Les liaisons dangereuses entre sport et services secrets russes
Les services secrets russes apparaissent à plusieurs reprises dans l’épais rapport de l’Agence mondiale antidopage qui accable la Russie et son athlétisme. Ces hommes du FSB, successeur du KGB, sont pointés du doigt pour leur omniprésence dans le laboratoire qui effectuait les contrôles antidopage.
Bureaux placés sur écoute, visites régulières d’agents, employés interrogés sur leurs activités, mais aussi « atmosphère d’intimidation »: le rapport présenté lundi à Genève a jeté une lumière crue sur le rôle et « l’influence du FSB » dans le sport russe. Il évoque notamment ces « hommes se présentant comme ingénieurs dans le laboratoire alors qu’ils appartenaient aux services de sécurité », ou les rendez-vous hebdomadaires entre le directeur du laboratoire et un agent du FSB chargé de « prendre la température du laboratoire antidopage ».

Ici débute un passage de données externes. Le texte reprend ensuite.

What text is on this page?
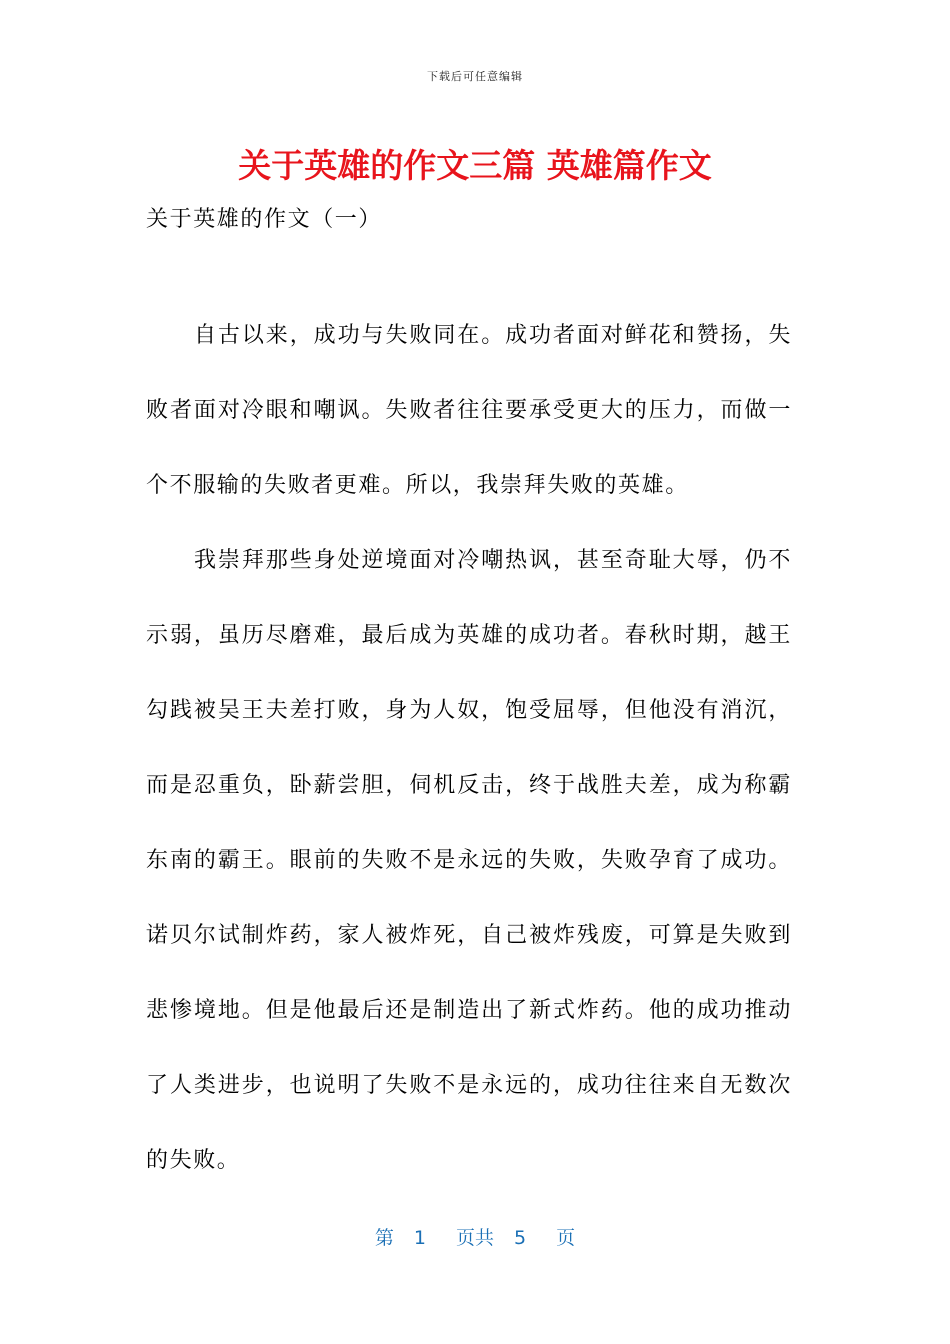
下载后可任意编辑
关于英雄的作文三篇 英雄篇作文

关于英雄的作文（一）

自古以来，成功与失败同在。成功者面对鲜花和赞扬，失败者面对冷眼和嘲讽。失败者往往要承受更大的压力，而做一个不服输的失败者更难。所以，我崇拜失败的英雄。

我崇拜那些身处逆境面对冷嘲热讽，甚至奇耻大辱，仍不示弱，虽历尽磨难，最后成为英雄的成功者。春秋时期，越王勾践被吴王夫差打败，身为人奴，饱受屈辱，但他没有消沉，而是忍重负，卧薪尝胆，伺机反击，终于战胜夫差，成为称霸东南的霸王。眼前的失败不是永远的失败，失败孕育了成功。诺贝尔试制炸药，家人被炸死，自己被炸残废，可算是失败到悲惨境地。但是他最后还是制造出了新式炸药。他的成功推动了人类进步，也说明了失败不是永远的，成功往往来自无数次的失败。

第 1 页共 5 页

« Je ne pense pas qu’on puisse dire avec certitude qu’il n’y ait eu aucune manipulation » dans ce laboratoire, a résumé dans une jolie pirouette rhétorique Dick Pound, responsable de l’enquête qui a révélé le système de corruption et de dopage dans le sport russe. « Il est difficile d’imaginer quels intérêts nationaux on peut chercher dans de l’urine d’athlètes », a ironisé l’ex-président fondateur de l’AMA, alors que les Russes sont notamment accusés d’avoir fait disparaître des échantillons.
Le rapport ne précise pas quel rôle les services spéciaux ont joué mais il n’empêche: que faisaient-ils dans un laboratoire chargé d’analyser les échantillons d’urine et de sang des sportifs ? Les autorités russes ont-elles mis au service de la performance sportive les très puissants services de sécurité russe ?

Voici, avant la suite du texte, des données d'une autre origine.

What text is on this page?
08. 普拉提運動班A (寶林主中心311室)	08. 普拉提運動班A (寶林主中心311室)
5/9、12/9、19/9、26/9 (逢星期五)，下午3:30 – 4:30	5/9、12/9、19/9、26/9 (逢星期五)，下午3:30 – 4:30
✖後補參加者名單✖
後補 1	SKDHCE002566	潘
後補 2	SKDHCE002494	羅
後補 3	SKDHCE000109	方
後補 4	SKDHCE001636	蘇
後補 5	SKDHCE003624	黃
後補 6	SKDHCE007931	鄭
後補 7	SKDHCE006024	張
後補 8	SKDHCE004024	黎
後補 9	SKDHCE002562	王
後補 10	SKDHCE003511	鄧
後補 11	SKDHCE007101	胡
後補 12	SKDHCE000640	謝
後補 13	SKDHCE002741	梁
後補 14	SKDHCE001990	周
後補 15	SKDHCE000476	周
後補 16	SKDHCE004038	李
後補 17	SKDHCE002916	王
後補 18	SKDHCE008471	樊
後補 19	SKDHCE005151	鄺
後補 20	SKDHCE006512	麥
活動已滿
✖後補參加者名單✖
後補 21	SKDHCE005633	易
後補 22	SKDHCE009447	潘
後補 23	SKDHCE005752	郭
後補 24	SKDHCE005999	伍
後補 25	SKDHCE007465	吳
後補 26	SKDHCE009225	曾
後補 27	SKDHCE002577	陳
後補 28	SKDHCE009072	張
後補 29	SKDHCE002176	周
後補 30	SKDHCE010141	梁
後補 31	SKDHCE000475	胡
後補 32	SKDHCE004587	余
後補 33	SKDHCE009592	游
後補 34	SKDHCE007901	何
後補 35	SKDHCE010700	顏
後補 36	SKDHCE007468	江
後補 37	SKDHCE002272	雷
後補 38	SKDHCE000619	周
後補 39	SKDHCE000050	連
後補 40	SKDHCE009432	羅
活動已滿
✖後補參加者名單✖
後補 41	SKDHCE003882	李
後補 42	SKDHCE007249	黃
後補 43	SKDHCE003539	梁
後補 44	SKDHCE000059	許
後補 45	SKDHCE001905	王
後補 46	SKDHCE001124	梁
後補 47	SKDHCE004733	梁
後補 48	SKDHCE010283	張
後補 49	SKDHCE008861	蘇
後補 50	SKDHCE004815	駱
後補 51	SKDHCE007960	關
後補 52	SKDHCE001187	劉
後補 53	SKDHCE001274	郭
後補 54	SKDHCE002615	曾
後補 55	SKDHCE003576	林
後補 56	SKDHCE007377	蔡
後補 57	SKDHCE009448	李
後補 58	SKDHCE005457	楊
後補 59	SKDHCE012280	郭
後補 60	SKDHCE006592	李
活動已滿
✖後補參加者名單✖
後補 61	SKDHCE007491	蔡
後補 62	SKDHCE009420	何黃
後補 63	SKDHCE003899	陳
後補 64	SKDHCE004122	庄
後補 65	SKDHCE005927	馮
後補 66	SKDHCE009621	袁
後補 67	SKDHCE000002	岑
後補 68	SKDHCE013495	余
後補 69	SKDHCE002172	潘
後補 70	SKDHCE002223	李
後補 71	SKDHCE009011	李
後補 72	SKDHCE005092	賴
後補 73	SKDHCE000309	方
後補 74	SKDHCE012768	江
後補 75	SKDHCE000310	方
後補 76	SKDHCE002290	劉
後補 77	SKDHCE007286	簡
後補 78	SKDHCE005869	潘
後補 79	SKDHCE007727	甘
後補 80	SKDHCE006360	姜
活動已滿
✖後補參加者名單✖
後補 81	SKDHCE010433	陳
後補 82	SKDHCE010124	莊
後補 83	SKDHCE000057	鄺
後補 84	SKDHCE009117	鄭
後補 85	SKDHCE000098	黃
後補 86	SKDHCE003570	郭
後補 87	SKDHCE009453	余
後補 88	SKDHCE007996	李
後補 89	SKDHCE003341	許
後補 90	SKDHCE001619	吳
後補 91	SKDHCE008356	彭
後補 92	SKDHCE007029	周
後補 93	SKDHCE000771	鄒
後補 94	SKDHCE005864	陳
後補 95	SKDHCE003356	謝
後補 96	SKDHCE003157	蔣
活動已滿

Le FSB, acronyme du « Service Fédéral de Sécurité », est l’héritier du KGB de l’époque soviétique. A l’image du pays qui s’est effondré avec la dislocation de l’Union soviétique en 1991, les services secrets russes ont connu une traversée du désert dans les années 1990 jusqu’à l’arrivée au pouvoir en 2000 de Vladimir Poutine, lui-même ancien agent du KGB en Allemagne de l’est puis directeur du FSB. Depuis, les hommes du FSB, et plus généralement les responsables des « structures de force », une expression russe désignant les ministères de la Défense, de l’Intérieur et de la Justice, se sont taillés la part du lion dans les ministères, les administrations et la sphère économique.
Parallèlement, le sport est redevenu une priorité et l’organisation d’événements sportifs, comme les Jeux olympiques de Sotchi en 2014 ou la Coupe du Monde de football en 2008, un enjeu stratégique.
Andreï Soldatov, spécialiste des services secrets et éditeur du site Agentura.ru, rappelle ainsi le rôle du FSB lors des Jeux de Sotchi. « Ils étaient supervisés par le numéro deux du FSB, Oleg Syromolotov, un spécialiste du contre-espionnage, pas de la lutte anti-terroriste », explique M. Soldatov en soulignant que « toutes les méthodes du FSB ont été utilisées ».
« Il y a une vieille tradition de liens entre le KGB puis le FSB et le sport », rappelle Soldatov.
Comme la Stasi, la police secrète est-allemande, le KGB avait un service qui s’occupait du sport. Ses agents étaient chargés d’empêcher les défections des sportifs soviétiques lors des tournois à l’étranger, mais aussi de les aider dans leurs problèmes de carrière voire personnels. Sans évidemment parler du volet performance et dopage des équipes est-allemande et soviétique.
Aujourd’hui, ces liens incestueux persistent. Le volley-ball, par exemple, bénéficie des largesses de l’Etat parce qu’il s’agit du sport préféré de l’ancien patron du FSB, Nikolaï Patrouchev.
Les services secrets conservent également des liens avec le club du Dynamo Moscou. Le chef actuel du FSB siège même au conseil d’administration du club. Et le président du club est passé par les services des garde-frontières, une division du FSB.
Mais depuis la publication du rapport de l’AMA, ni le FSB, ni le Kremlin, ni le ministère russe des Sports n’a commenté cette « influence » prêtée au FSB.
Seul le président en exercice de l’Agence russe antidopage, Nikita Kamaïev, a évoqué la question, en la tournant en dérision. « J’ai un étui pour mon arme, un pistolet et tous les soirs je me rends dans les caves de la Loubianka », le siège du FSB, a-t-il déclaré lors d’une conférence de presse. « C’est du grand n’importe quoi. Ceux qui pensent ça se croient à l’époque des premiers James Bond ».